In 2007, researchers mapped the complete genome of a human being, Craig Venter, laying the foundation for personalized medicine through genotyping. That phenotyping, of course, followed the even more massive effort by National Institutes of Health (NIH) and Celera Genomics, beginning in the 1990's, to identify and map all 25,000 genes in the human genome system.

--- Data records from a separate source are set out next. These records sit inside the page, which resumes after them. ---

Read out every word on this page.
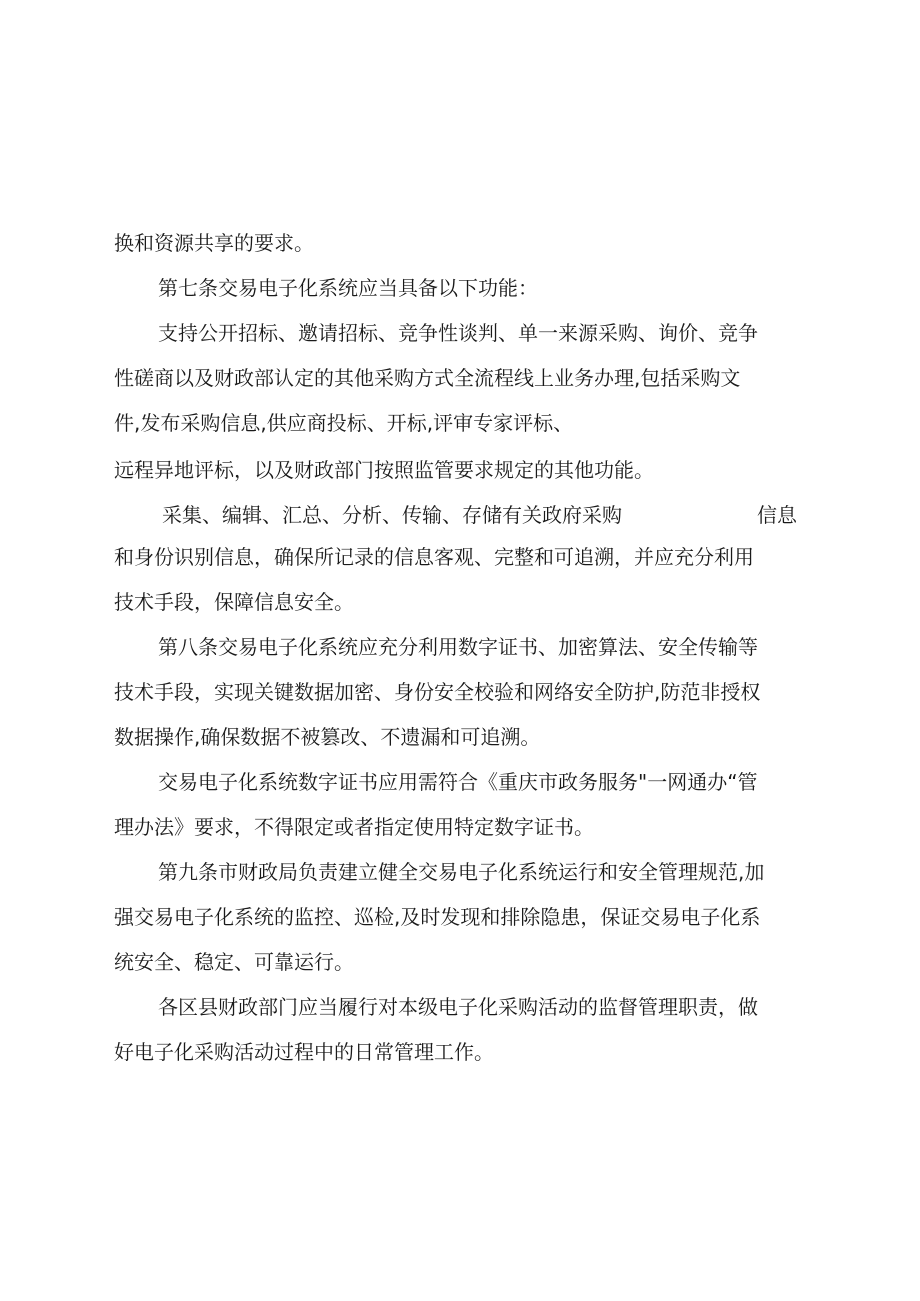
换和资源共享的要求。

第七条交易电子化系统应当具备以下功能：

支持公开招标、邀请招标、竞争性谈判、单一来源采购、询价、竞争

性磋商以及财政部认定的其他采购方式全流程线上业务办理,包括采购文

件,发布采购信息,供应商投标、开标,评审专家评标、

远程异地评标，以及财政部门按照监管要求规定的其他功能。

采集、编辑、汇总、分析、传输、存储有关政府采购	信息

和身份识别信息，确保所记录的信息客观、完整和可追溯，并应充分利用

技术手段，保障信息安全。

第八条交易电子化系统应充分利用数字证书、加密算法、安全传输等

技术手段，实现关键数据加密、身份安全校验和网络安全防护,防范非授权

数据操作,确保数据不被篡改、不遗漏和可追溯。

交易电子化系统数字证书应用需符合《重庆市政务服务"一网通办“管

理办法》要求，不得限定或者指定使用特定数字证书。

第九条市财政局负责建立健全交易电子化系统运行和安全管理规范,加

强交易电子化系统的监控、巡检,及时发现和排除隐患，保证交易电子化系

统安全、稳定、可靠运行。

各区县财政部门应当履行对本级电子化采购活动的监督管理职责，做

好电子化采购活动过程中的日常管理工作。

Applied to ALS/MND, this article suggests the need for genetic phenotyping as developed at Johns Hopkins and elsewhere, rather than the common practice of "big numbers" Phase III clinical trials (trials with massive patient populations) that continue to fail--as happened in the Phase III trial for Dexpramipexole. This drug, also known by its chemical name R+Pramipoexole, was considered to be the greatest hope for the ALS/MND patient community, having succeeded in its nearly 10 years of Phase I and Phase II testing by Knopp Biosciences and its Investigational New Drug testing by Dr. James Bennett of Virginia Commonwealth University and colleagues. However, on January 3, 2013, Biogen Idec stated that Dexpramipexole was "no more effective than the placebo" in its 943-patient Phase III trial. Over 95% of Phase III trials do not succeed, which is why this phase is often referred to as the "valley of death."
For over 150 years, scientists have tried and failed to develop systematic ALS/MND drug treatments through the classical methods. Now, it is time to change course and use genetic profiling to optimize the trial procedure.